Ban counterproductive?

To make matters worse, many say the ban has failed to serve its purpose given the violence continues to rage on. Others argue it has been counterproductive with rumours and disinformation getting a free run in the absence of online fact-checking.

“The internet ban is leading to lots of rumours, more fear-mongering and misinformation,” argued political activist Angellica Aribam, who hails from Manipur. “It is not solving the situation; in fact, it is escalating the situation because people have no means to verify what is fact and what is fake.”

Gayatri Malhotra, an associate litigation counsel for the digital rights organisation, Internet Freedom Foundation, said “internet shutdowns may inadvertently incentivise disorderly actions due to the severing of channels of communication and coordination, which are vital for planned peaceful protests”.

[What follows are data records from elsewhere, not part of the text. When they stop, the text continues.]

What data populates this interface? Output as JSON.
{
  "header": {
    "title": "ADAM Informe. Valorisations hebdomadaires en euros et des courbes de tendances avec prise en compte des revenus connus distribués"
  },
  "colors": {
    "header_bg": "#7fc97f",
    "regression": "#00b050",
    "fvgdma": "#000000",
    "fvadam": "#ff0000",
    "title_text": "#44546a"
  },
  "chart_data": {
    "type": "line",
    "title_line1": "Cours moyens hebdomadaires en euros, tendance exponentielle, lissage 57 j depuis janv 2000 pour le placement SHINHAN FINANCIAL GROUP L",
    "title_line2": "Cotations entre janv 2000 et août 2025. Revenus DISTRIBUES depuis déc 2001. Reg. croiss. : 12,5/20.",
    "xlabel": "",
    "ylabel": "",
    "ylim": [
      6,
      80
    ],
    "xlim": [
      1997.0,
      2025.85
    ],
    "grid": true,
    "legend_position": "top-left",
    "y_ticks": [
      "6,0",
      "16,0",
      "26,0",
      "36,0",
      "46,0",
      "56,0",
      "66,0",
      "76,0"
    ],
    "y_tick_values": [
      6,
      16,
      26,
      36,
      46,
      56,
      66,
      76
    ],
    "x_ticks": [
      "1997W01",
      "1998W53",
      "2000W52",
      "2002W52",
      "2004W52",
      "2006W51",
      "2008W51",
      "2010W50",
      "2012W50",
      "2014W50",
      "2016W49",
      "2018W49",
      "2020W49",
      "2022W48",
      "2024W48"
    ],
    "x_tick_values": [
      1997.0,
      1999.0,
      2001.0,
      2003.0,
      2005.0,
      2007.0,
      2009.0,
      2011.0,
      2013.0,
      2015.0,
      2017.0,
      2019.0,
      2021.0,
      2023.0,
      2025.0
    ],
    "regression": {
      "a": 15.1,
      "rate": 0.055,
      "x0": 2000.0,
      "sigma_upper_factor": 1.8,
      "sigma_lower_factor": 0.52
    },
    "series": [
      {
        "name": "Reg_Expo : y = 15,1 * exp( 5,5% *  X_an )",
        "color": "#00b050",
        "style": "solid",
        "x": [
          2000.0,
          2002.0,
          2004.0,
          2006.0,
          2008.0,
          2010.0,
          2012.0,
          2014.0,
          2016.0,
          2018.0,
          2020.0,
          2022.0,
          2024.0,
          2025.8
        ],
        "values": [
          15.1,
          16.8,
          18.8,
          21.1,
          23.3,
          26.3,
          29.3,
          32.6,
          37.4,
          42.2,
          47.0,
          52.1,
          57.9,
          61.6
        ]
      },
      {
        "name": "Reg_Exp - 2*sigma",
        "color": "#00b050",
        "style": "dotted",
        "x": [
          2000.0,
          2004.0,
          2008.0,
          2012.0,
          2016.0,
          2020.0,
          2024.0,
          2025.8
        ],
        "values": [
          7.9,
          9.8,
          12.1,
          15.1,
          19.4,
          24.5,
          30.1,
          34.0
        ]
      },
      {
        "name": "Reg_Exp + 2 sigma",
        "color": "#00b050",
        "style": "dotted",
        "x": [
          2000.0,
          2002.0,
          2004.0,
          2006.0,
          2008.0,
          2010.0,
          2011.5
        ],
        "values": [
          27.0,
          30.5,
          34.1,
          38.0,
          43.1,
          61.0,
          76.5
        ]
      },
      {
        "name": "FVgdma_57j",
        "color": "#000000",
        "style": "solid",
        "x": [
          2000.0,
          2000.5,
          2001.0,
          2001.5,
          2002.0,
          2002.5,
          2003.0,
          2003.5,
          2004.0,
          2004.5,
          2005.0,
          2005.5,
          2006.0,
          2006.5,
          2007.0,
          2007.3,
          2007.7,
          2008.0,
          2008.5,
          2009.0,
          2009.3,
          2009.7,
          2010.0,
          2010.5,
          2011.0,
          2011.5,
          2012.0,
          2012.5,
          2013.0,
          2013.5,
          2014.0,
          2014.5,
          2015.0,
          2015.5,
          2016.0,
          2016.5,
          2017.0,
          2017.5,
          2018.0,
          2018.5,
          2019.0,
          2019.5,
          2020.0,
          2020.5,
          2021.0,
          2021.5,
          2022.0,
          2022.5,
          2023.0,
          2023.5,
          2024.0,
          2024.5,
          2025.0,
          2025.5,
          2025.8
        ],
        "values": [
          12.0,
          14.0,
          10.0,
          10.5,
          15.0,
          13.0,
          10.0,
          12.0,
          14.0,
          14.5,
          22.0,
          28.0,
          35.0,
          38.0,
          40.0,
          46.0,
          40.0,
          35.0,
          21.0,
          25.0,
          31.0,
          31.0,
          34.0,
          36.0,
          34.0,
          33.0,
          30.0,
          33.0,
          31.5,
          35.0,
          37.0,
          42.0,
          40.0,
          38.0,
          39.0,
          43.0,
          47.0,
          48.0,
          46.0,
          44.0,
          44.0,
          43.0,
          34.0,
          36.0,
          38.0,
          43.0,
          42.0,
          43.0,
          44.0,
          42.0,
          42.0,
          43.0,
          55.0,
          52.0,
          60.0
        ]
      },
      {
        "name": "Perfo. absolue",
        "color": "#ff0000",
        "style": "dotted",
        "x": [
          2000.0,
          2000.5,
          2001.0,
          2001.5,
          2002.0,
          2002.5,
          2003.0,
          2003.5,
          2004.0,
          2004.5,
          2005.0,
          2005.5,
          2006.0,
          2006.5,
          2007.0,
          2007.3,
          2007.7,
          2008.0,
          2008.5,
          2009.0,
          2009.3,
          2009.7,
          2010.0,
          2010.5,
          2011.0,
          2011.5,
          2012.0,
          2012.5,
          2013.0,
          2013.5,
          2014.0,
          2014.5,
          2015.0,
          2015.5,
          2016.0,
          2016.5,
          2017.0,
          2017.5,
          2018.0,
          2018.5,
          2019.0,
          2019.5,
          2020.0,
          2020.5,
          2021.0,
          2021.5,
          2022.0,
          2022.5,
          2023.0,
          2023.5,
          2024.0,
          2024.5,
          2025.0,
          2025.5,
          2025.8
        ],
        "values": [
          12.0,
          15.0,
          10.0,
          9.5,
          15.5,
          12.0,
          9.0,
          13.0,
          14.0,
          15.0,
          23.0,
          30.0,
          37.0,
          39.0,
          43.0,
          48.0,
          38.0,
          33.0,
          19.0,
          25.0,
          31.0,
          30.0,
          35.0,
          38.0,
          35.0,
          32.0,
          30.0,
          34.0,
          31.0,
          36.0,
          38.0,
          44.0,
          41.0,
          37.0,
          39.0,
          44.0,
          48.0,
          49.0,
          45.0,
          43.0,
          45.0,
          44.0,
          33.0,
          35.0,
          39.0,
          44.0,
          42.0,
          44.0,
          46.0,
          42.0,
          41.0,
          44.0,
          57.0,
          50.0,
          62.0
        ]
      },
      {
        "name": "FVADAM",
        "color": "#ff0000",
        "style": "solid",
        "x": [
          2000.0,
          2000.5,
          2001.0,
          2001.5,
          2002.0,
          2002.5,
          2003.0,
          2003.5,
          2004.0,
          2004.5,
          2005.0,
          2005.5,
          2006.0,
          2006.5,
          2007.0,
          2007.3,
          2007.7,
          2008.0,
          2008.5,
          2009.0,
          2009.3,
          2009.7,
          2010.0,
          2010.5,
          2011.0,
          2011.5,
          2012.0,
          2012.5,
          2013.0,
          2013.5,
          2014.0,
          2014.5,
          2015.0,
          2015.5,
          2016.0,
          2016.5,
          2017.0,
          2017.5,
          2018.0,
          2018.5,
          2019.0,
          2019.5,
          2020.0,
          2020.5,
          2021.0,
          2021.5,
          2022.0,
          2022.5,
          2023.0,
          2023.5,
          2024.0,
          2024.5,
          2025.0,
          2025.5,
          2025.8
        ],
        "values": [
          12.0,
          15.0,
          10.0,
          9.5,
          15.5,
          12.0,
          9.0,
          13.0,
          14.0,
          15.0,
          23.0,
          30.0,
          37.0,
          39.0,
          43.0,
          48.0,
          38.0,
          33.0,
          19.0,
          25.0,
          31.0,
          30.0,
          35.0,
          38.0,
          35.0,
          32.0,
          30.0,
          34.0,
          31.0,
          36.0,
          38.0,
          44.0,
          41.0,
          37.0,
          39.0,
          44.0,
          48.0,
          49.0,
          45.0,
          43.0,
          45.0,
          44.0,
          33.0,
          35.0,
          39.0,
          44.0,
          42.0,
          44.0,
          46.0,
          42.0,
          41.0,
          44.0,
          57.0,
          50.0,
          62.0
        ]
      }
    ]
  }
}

“Blanket internet suspensions are a disproportionate measure,” she said. “Internet shutdowns might prove counterproductive, as empirical studies indicate that they could inadvertently fuel disorganised violence.”

Some relief

On July 7, the Manipur High Court directed the state government to partially lift the ban by allowing people to access the internet through leased lines across the state and to consider fibre-to-home connections on a “case-to-case basis”.

A leased line is a dedicated internet connection with a fixed bandwidth. It enables small, medium, and large businesses to connect to the internet. Fibre-to-home connections use a shared line modem for users which provides a faster internet connection.